Personal information
- Full name: Leon Vivian Garrick
- Born: 11 November 1976 (age 49) Saint Ann, Jamaica
- Batting: Right-handed
- Bowling: Right-arm medium pace

International information
- National side: West Indies;
- Only Test: 19 April 2001 v South Africa
- ODI debut: 28 April 2001 v South Africa
- Last ODI: 19 August 2001 v Kenya

Domestic team information
- 1996–2003: Jamaica

Career statistics
| Competition | Tests | ODIs | FC | LA |
| Matches | 1 | 3 | 57 | 30 |
| Runs scored | 27 | 99 | 3,121 | 663 |
| Batting average | 13.50 | 33.00 | 32.17 | 25.50 |
| 100s/50s | 0/0 | 0/1 | 6/14 | 0/4 |
| Top score | 27 | 76 | 200* | 76 |
| Balls bowled | 0 | 0 | 14 | 4 |
| Wickets | – | – | 1 | 0 |
| Bowling average | – | – | 4.00 | – |
| 5 wickets in innings | – | – | 0 | 0 |
| 10 wickets in match | – | – | 0 | 0 |
| Best bowling | – | – | 1/4 | 0/6 |
| Catches/stumpings | 2/– | 0/– | 59/– | 7/– |
- Source: Cricket Archive, 31 October 2010

= Leon Garrick =

Jamaican cricketer (born 1976)

Leon Vivian Garrick (born 11 November 1976) is a West Indian cricketer who played one Test and three One Day Internationals in 2001.

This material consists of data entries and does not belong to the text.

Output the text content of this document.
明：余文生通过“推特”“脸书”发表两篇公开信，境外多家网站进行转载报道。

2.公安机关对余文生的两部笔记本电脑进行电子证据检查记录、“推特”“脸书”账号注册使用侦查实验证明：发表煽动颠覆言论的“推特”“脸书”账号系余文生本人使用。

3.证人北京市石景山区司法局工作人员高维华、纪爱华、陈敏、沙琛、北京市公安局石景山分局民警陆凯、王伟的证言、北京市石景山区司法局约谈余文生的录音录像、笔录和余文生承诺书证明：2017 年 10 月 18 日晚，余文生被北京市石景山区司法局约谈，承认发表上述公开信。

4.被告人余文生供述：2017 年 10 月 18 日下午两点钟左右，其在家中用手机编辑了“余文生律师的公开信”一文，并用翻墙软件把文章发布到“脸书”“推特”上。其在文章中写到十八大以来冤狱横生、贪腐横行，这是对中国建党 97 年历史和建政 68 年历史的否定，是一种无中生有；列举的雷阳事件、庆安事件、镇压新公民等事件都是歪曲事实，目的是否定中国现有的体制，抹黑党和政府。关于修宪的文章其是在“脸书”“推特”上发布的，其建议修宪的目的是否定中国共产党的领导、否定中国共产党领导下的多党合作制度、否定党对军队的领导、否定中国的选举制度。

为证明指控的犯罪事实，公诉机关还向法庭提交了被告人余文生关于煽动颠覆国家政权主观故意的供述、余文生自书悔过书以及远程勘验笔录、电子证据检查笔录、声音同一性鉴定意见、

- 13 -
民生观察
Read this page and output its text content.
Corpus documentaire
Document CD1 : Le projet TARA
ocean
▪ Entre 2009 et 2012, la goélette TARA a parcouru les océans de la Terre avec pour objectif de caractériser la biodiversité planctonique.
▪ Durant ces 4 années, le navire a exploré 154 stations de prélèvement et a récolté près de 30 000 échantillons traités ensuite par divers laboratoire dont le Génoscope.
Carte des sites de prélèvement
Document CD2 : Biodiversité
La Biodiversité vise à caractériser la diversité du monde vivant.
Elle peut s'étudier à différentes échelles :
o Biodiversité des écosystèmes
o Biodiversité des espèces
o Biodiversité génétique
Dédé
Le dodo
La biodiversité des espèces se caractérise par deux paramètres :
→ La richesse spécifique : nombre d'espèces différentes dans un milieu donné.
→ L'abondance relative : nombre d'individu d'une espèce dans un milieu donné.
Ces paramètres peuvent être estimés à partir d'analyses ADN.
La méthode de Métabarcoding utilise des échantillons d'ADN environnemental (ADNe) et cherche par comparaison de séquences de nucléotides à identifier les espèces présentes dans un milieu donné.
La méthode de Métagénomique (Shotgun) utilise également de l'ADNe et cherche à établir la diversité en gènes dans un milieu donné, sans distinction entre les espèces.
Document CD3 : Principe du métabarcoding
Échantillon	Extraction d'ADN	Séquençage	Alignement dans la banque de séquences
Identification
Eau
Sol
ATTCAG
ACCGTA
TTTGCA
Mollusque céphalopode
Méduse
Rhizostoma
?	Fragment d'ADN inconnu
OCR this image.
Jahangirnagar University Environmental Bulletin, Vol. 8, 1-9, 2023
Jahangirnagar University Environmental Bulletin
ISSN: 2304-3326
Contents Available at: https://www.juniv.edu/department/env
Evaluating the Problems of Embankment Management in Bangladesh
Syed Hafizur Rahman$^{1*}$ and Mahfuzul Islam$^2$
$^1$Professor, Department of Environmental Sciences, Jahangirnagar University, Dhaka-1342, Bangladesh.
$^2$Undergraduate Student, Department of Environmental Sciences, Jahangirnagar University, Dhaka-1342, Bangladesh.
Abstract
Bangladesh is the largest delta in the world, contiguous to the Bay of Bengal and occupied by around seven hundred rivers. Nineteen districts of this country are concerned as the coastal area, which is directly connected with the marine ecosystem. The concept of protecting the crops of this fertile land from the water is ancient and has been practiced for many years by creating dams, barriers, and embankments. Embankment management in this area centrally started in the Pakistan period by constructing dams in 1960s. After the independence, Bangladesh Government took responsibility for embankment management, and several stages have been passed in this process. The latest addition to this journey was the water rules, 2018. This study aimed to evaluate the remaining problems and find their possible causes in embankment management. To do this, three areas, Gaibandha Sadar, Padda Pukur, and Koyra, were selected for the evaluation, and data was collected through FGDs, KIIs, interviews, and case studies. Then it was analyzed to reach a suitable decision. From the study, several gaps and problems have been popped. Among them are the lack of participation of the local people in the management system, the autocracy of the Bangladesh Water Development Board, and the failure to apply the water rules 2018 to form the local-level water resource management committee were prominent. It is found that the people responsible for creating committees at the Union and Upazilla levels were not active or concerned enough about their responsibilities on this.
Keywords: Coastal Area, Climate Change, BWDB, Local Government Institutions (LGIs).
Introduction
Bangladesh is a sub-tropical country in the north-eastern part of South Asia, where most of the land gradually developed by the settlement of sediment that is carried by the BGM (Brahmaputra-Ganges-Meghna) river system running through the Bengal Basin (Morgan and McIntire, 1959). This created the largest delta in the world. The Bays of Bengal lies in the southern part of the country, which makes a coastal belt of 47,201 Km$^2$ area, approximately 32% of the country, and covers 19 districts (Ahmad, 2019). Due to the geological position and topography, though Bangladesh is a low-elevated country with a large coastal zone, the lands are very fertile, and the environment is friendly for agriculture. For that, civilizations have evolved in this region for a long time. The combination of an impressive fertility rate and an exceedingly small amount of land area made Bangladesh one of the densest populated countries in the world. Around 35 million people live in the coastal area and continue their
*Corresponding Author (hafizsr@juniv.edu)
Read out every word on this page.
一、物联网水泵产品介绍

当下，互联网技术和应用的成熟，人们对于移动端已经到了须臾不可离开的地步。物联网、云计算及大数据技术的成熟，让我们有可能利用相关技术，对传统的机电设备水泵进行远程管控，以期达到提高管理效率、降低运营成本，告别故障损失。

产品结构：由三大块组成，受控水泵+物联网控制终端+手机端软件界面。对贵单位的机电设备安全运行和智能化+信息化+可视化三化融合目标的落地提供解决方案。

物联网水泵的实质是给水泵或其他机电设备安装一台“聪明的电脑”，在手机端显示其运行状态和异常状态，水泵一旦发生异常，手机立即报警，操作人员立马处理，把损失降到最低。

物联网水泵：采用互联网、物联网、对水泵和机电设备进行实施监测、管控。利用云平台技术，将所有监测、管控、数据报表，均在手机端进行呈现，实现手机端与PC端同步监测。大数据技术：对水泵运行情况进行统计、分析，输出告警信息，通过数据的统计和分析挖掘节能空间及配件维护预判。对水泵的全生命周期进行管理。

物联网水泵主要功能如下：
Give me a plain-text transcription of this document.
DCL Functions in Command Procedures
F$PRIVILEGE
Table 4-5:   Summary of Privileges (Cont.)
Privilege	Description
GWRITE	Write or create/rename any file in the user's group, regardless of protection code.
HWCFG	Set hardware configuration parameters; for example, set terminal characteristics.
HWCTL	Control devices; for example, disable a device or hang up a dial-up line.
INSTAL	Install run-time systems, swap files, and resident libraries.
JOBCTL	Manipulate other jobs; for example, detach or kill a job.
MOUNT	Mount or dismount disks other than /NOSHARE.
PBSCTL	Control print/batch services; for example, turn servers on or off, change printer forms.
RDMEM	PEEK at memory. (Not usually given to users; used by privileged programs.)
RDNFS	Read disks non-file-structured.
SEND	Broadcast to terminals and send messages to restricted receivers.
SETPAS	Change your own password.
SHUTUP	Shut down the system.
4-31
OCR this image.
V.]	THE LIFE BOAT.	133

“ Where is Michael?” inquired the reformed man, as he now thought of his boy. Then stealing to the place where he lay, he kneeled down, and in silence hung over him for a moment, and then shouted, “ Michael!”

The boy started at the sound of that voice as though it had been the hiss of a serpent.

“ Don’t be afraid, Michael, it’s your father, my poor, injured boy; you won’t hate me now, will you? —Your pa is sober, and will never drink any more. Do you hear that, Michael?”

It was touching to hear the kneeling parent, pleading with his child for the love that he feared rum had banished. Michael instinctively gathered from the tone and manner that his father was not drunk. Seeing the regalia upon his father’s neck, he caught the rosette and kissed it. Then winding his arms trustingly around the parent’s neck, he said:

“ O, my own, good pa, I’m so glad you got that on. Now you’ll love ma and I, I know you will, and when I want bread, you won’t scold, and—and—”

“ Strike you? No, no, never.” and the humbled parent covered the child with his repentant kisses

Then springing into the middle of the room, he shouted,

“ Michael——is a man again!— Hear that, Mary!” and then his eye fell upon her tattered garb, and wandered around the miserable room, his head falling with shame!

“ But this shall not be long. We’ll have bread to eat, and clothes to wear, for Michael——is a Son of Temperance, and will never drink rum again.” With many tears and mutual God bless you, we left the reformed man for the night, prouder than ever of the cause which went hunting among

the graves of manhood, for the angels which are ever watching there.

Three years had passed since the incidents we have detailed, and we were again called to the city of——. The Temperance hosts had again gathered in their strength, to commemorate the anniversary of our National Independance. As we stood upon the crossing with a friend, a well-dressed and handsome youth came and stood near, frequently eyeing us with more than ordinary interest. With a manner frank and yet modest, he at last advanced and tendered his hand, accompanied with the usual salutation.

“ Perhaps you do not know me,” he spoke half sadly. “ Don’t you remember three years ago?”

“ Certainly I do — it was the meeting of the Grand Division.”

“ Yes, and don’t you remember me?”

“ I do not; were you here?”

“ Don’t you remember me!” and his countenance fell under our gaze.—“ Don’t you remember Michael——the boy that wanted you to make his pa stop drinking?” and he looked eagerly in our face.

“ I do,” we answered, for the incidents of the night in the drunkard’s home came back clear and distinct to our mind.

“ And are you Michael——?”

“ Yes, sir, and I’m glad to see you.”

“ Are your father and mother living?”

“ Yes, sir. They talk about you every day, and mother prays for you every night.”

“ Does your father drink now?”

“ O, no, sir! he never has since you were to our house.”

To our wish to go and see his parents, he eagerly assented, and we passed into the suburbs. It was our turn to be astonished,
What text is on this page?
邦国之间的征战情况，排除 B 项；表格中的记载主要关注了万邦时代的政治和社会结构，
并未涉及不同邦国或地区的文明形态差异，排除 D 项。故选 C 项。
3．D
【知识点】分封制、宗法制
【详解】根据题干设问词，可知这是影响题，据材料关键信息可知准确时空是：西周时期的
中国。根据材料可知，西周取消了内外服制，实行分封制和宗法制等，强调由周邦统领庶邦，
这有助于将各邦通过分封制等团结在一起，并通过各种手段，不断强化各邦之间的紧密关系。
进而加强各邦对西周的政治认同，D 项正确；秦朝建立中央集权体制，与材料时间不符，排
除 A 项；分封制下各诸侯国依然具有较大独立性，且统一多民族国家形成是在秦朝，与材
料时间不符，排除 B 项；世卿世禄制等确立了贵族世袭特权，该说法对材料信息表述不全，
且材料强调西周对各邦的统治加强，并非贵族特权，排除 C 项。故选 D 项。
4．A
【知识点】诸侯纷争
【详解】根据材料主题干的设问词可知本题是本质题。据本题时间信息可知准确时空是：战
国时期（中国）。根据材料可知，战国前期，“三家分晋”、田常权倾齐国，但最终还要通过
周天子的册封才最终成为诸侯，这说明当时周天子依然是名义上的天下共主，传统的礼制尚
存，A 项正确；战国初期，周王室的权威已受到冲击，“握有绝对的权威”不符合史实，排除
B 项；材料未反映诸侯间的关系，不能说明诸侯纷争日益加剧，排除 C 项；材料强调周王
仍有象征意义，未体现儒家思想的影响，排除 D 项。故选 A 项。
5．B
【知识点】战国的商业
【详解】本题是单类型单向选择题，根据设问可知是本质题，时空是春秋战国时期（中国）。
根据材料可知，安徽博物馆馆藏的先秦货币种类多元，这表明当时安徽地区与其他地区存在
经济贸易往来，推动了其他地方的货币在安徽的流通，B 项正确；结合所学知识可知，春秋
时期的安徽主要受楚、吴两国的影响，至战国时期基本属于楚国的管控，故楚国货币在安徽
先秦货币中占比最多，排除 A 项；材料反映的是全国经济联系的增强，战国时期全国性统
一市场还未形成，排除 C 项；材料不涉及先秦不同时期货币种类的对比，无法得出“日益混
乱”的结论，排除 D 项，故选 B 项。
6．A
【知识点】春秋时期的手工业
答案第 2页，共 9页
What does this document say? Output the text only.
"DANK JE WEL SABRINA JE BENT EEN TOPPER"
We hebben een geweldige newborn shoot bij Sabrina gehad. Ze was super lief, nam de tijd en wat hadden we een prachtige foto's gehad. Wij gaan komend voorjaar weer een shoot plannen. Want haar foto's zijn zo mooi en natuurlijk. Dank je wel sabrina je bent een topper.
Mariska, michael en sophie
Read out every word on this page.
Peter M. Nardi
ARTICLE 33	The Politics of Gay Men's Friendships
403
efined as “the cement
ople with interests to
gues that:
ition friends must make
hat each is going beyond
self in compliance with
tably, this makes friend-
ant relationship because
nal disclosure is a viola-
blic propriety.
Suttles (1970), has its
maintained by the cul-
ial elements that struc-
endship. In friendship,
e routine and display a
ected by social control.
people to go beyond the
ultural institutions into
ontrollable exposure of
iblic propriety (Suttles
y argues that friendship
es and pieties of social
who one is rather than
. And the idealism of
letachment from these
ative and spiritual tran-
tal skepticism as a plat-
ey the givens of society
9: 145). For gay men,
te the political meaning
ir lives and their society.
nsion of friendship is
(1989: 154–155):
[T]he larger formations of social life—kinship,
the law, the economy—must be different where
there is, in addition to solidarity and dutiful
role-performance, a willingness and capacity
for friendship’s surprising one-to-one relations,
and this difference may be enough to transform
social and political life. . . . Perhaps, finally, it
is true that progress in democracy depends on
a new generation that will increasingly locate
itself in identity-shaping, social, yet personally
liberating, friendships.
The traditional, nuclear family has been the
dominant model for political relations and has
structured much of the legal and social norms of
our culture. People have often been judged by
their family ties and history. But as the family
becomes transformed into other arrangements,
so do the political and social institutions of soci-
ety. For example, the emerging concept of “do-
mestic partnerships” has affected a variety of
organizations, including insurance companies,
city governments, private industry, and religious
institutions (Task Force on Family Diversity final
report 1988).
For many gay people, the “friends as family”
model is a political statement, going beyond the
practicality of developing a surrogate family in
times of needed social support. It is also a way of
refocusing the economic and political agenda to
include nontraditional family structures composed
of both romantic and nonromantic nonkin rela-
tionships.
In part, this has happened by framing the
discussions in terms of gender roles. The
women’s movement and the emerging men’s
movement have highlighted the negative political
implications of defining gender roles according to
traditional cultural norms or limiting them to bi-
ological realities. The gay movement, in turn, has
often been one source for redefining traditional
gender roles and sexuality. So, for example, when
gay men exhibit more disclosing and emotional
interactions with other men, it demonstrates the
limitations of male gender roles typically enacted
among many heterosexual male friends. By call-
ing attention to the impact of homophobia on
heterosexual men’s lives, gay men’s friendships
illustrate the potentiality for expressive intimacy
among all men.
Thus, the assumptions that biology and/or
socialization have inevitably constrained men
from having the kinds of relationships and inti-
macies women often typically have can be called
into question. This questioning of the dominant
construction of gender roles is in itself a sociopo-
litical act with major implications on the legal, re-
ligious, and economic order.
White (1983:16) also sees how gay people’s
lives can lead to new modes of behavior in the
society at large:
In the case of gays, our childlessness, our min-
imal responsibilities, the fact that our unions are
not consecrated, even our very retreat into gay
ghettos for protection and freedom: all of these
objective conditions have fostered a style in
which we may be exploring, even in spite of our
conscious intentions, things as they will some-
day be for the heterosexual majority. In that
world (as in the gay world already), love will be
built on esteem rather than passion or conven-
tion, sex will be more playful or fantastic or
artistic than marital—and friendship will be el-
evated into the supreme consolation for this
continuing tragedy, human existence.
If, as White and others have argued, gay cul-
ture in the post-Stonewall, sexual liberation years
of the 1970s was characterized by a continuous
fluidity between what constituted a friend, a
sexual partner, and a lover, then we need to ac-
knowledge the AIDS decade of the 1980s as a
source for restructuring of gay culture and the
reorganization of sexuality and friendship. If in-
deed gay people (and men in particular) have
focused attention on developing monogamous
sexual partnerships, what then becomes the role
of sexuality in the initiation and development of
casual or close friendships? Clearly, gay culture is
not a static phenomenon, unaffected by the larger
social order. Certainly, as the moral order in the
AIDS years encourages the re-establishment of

Garrick was born in Saint Ann, Jamaica, and played for the Jamaican youth side before making his first-class debut in 1997, where he made successive centuries. Garrick learned his craft under the guidance of Derrick Azan at the Garvey Maceo High School in Jamaica, an institution renowned for its excellence in School boy cricket in Jamaica, having produced Laurie Williams, Keith Hibbert and Audley Sanson.

Garrick has played for Middlesex and Kaiser Sports Club in the Jamaica County Competition. A good batsman who was comfortable playing any type of bowling, Garrick also kept wicket at times throughout his career.

Garrick has the record for the largest opening partnership for Jamaica; an unbeaten 425 with Chris Gayle.